This year's San Sebastian International Film Festival (September 20-29) may well be remembered more for the promise of next year's high-profile anniversary event, as well as the unfortunate global circumstances which affected the 49th edition, than for the festival's own merits.
Coming in the wake of the September 11 terrorist attacks on the US, many North American stars and directors cancelled their trips to Spain, including top Donostia award recipients Warren Beatty and Julie Andrews.
The events came as a blow for new festival director Mikel Olaciregui in his first year at the helm, although he reiterated that concern about the lack of US stars seemed frivolous in the light of what motivated their absence. The fallout didn't stop at cancelled trips: Kurdish actor Duzgun Ayhan, who eventually won a best actor award for his role in Swiss immigration drama Escape To Paradise, was reportedly stopped for questioning at the Bilbao airport on his way home from the festival because of his "physical appearance." Understandably, he refused to return to Spain to collect his award.
Compelled by the circumstances, in the end this year's festival accented its Spanish and European roots. San Sebastian prides itself on being an intimate affair where professionals of all types and 'stripes' have the chance to mingle, where new talents can get discovered and, as Olaciregui put it, where Spanish-language cinema may find a "launching pad" into the international market. The directors and stars who graced the Basque coastal town this year included major European and Latin American names such as Nanni Moretti, Mike Figgis, Chiara Mastroianni, Bernardo Bertolucci, Marisa Paredes, Maria de Medeiros, Eduardo Mignogna and Alfonso Cuaron.
The festival's award roster also underscored its European and Spanish-language character, including the best film Golden Shell prize for Chilean Orlando Lubbert's black comedy A Cab For Three (Taxi Para Tres), best director for France's Jean-Pierre Ameris (C'est La Vie) and best actress for Spaniard Pilar Lopez de Ayala (Madness Of Love). The jury's reading of the awards was met with cheers for the best actress nod and jeers for the best film choice. A few onlookers went so far as to accuse the jury of nationalist sympathies. Whatever discussions went on behind closed doors at the posh Maria Cristina hotel, insiders said the jury made its verdict in a record two hours.
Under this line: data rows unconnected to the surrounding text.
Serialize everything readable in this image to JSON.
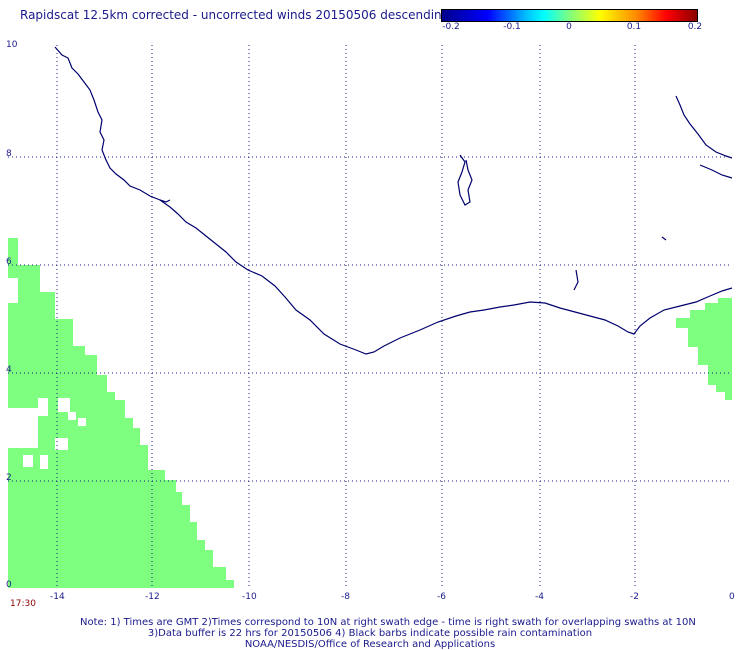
{
  "title": "Rapidscat 12.5km corrected - uncorrected winds 20150506 descending",
  "colorbar": {
    "ticks": [
      "-0.2",
      "-0.1",
      "0",
      "0.1",
      "0.2"
    ]
  },
  "axes": {
    "x_ticks": [
      "-14",
      "-12",
      "-10",
      "-8",
      "-6",
      "-4",
      "-2",
      "0"
    ],
    "y_ticks": [
      "0",
      "2",
      "4",
      "6",
      "8",
      "10"
    ]
  },
  "time_label": "17:30",
  "notes": {
    "line1": "Note: 1) Times are GMT 2)Times correspond to 10N at right swath edge - time is right swath for overlapping swaths at 10N",
    "line2": "3)Data buffer is 22 hrs for 20150506 4) Black barbs indicate possible rain contamination",
    "line3": "NOAA/NESDIS/Office of Research and Applications"
  },
  "colors": {
    "coastline": "#00006e",
    "data_fill": "#7fff7f",
    "grid": "#1a1a8c"
  }
}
Among Spanish and international critics, who spent much of the week criticizing what they saw as a lacklustre competition line-up, the clear favorite was Jose Luis Guerin's Work In Progress (En Construccion), a pseudo-documentary about the social effects of the construction of a new building on the residents of a historical neighborhood in Barcelona. Guerin went home with the FIPRESCI prize and a special mention from the official jury.
At the fest's fledgling sales office, coordinator Alicia Luna said that cancellations from US companies such as Sony Pictures Classics didn't hamper an increased volume of meetings and screenings. Alta Films confirmed its pick-up of Spanish rights to First Hand Films' title Escape To Paradise while Golem said it picked up Spanish rights to Norwegian black comedy Elling from Trust Film Sales.
Next year marks San Sebastian's 50th anniversary and by all accounts it will be a major event. In addition to the usual roster of invitees, many of those missing from this year's edition are expected to make an extra effort to attend.